Montagskolloquium Sommersemester 2024

Silk Roads

Lachlan Fleetwood (LMU Munich / global dis:connect):

“Imperial Geography, Climate Science and the Habitability of the Silk Roads.”

Zoom conference link: https://zoom.us/j/91255064760?pwd=TlRpeXZPaWVMbGx3Q2tTSi9SU2dZUT09

Lachlan Fleetwood (LMU Munich / global dis:connect):

“Imperial Geography, Climate Science and the Habitability of the Silk Roads.”


Around the turn of the twentieth century, Central Asia was often cast as a space of geopolitical intrigue, caught between the ‘three empires’ of Russia, China and British India. At the same time, it was of growing environmental and scientific interest, fuelled by multicultural stories of wandering rivers and shifting sands that had abandoned and buried cities in the Tarim Basin (in what is today southwestern China). It became clear that many of these lost cities existed in places that were no longer habitable, lacking water to support similar populations under the environmental conditions of the present. Reconciling these desolate ruins with emerging imperial imaginaries that they had once served a vibrant trade network – namely the ‘Silk Roads’ – was thus challenging. While much scholarly attention has focused on the dubious archaeological excavations of Western explorers, in this talk I instead examine how Central Asia’s lost cities became key to new theories of climate change and stability, even as they raised imperial anxieties about ‘desiccation’ and the drying up of the Earth. In tracing this story, I also reveal the many ways these theories of climate depended on the knowledge of Central Asian brokers and guides to map climatic change over time. In examining key moments in the formation of the disciplines of geography and climatography, I ultimately reflect on how imperial ideas about climate change in the early twentieth century have long legacies. Indeed, they often relied on deterministic ideas that human potential was shaped by climate. Understanding these histories thus matters today, especially in light of an insidious recurrence of racist and neo-determinist thinking in the face of the climate crisis (for example, in discussions around ‘climate refugees’ and ‘climate conflicts’).
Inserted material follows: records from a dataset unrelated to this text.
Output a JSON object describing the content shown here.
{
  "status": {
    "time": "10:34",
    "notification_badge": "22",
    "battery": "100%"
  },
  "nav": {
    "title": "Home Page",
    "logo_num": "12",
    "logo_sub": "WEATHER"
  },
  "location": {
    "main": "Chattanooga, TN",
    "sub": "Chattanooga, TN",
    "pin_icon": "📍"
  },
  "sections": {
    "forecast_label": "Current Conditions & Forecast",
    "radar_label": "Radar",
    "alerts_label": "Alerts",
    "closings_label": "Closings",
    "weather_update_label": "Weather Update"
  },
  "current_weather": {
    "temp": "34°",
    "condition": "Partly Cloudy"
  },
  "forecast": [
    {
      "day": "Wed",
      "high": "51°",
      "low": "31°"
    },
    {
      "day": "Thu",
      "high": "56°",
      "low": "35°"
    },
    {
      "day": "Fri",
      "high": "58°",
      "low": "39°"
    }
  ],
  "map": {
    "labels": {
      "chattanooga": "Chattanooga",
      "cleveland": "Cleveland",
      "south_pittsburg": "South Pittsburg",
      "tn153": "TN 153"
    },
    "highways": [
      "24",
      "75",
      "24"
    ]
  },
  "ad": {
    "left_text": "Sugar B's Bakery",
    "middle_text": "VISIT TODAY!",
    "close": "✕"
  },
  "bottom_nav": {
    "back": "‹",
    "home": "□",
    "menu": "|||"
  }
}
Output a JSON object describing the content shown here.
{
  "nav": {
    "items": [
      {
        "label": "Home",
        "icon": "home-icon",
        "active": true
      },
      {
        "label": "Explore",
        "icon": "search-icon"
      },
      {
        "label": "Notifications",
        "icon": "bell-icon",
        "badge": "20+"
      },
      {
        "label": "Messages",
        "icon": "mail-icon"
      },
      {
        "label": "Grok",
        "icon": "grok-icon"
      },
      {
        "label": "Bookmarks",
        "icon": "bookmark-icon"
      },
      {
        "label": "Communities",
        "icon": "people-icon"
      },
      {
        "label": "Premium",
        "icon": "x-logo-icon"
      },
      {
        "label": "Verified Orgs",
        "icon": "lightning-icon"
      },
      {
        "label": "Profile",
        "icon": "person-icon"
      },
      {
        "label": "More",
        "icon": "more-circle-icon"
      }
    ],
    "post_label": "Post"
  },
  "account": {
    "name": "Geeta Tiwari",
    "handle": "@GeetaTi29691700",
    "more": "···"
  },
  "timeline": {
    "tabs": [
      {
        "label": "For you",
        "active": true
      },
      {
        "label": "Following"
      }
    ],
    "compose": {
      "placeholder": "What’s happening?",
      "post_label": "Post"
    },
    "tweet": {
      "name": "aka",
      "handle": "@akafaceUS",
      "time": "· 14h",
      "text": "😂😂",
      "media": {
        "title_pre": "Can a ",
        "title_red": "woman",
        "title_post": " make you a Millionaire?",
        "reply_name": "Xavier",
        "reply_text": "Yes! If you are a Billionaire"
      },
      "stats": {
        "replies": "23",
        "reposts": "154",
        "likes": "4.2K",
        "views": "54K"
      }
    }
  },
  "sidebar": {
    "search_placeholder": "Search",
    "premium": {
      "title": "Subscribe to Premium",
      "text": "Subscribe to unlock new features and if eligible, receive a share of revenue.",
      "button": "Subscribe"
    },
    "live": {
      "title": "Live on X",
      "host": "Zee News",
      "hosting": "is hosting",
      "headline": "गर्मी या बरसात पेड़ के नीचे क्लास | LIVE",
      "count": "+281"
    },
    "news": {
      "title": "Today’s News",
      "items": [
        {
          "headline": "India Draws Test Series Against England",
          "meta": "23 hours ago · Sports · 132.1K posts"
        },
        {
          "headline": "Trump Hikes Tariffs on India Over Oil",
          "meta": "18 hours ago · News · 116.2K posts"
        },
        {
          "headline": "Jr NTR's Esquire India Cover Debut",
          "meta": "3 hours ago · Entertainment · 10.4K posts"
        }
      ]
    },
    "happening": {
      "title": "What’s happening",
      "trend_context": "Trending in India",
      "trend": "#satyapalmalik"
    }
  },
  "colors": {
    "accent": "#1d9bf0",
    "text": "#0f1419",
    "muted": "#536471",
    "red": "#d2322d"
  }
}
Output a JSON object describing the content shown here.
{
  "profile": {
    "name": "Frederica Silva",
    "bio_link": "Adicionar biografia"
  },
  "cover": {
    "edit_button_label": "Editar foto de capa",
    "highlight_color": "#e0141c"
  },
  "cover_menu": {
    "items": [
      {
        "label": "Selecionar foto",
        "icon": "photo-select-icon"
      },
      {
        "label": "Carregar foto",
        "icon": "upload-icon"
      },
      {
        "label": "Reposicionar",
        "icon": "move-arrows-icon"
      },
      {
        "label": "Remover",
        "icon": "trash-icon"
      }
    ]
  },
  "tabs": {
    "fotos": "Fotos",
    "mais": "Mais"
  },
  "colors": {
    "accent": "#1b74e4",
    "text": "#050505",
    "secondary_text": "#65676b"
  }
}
Lachlan Fleetwood is historian of science, empire, geography and environment. He is currently a Marie Skłodowska-Curie Fellow at LMU Munich/Global Dis:connect. His first book, Science on the Roof of the World: Empire and the Remaking of the Himalaya, was published by Cambridge University Press in 2022. He is currently researching imperial ideas of ‘habitability’ and the history of climate sciences in Central Asia.